The path led us to a viewpoint looking across the valley to some of the hanging coffins. We could see how Christianity had blended with local beliefs as one coffin had a large wooden cross on top. And the more modern coffins were larger, as the practice of burying in the foetal position is dying out.
Hanging coffins
Following the path down lower we came to a burial cave. I needed Ben’s help to scramble up the steep muddy slope to see inside. But it was worth it for the eerie sight of a pile of old wooden coffins topped by two skulls. Ben told us these skulls were from coffins that had rotted, exposing the contents.
The burial cave
A small and clearly newer box stood in front, engraved with the name of ‘Backis’. Ben explained these were the ashes of a German who had lived here for many years and wanted to be allowed to be part of this local tradition on death, an honour usually reserved for natives of Sagada. He had so much assimilated himself into local life that his wish was granted. His wooden stick lay on top of the box and his local name was carved on the front.

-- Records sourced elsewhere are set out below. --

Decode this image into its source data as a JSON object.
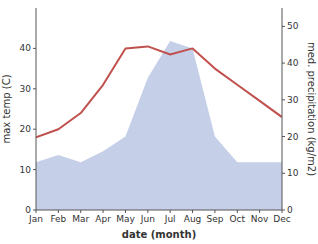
{
  "chart_data": {
    "type": "line",
    "xlabel": "date (month)",
    "ylabel": "max temp (C)",
    "y2label": "med. precipitation (kg/m2)",
    "categories": [
      "Jan",
      "Feb",
      "Mar",
      "Apr",
      "May",
      "Jun",
      "Jul",
      "Aug",
      "Sep",
      "Oct",
      "Nov",
      "Dec"
    ],
    "series": [
      {
        "type": "area",
        "axis": "y2",
        "color": "#c5cfe8",
        "values": [
          13,
          15,
          13,
          16,
          20,
          36,
          46,
          44,
          20,
          13,
          13,
          13
        ]
      },
      {
        "type": "line",
        "color": "#c0504d",
        "values": [
          18,
          20,
          24,
          31,
          40,
          40.5,
          38.5,
          40,
          35,
          31,
          27,
          23
        ]
      }
    ],
    "ylim": [
      0,
      50
    ],
    "yticks": [
      0,
      10,
      20,
      30,
      40
    ],
    "y2lim": [
      0,
      55
    ],
    "y2ticks": [
      0,
      10,
      20,
      30,
      40,
      50
    ],
    "grid": false
  }
}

From here the path descends to give a closer look at the coffins across the valley but I decided to skip that after yesterday’s exertions, so Chris went on with Ben while I returned to the viewing area with Jezzy where I took more photos while we chatted. She pointed out what I had missed, another group of coffins on a more distant cliffside.
The more distant coffins (lower right in the left-hand shot
As we started to make our way back to the parking area the rain began again and soon after that Chris and Ben caught up with us.
On the far side of town we stopped again near two other burial caves. One was very near the road and was reserved, Ben said, for women who died in childbirth. The other necessitated a steep climb down on what would by now, with the rain, be a slippery path, so again I decided to let Chris go down with Ben while I waited at the top. On his return he told me that had been a wise decision as the path was indeed very slippery and had no handrail.
The cave near the road
The other cave (taken by Chris)
Sagada town
By now it was time to check into our hotel for the night, Masferré Country Inn. As Jezzy had warned us this was pretty simple and our room small, but it was more than adequate for the one night we would be here. The hotel is named for the Filipino photographer whose work we had seen in Bontoc and there were lots of his photos on the walls here too, but I’m not sure if there’s any connection or if the hotel owners are simply admirers!
Our room
The view from our room
We dropped off our bags in the room and went straight out for a stroll through the town, which is much more tourist-focused than Banaue. There was a scattering of street art murals and several coffee shops. Jezzy had pointed out one which she claimed had won best coffee in the world in 2017 so of course we had to go there. To be honest I have had better coffee elsewhere but it was good and certainly the best I’d had to date in the Philippines! And it was a welcome way to warm up in this chilly mountain town and relax after our explorations.
Around the town
The coffee shop
As we walked back to the hotel the rain, which had pretty much stopped, started again. We settled in a bit and used the WiFi, which was better than some reviews had suggested, to catch up with messages etc.
The restaurant, Masferré Country Inn
As in Banaue we'd been asked to pre-order dinner on checking in, but there the similarities ended. When we went to the restaurant at our chosen time there was a bit of a delay because they were cooking our meal, which meant that when it appeared it was hot! My salmon in lemon sauce tasted great and Chris enjoyed his Filipino style braised beef. We also had a good chat with Jezzy and her friend, another guide who was there with two French women. A very pleasant evening!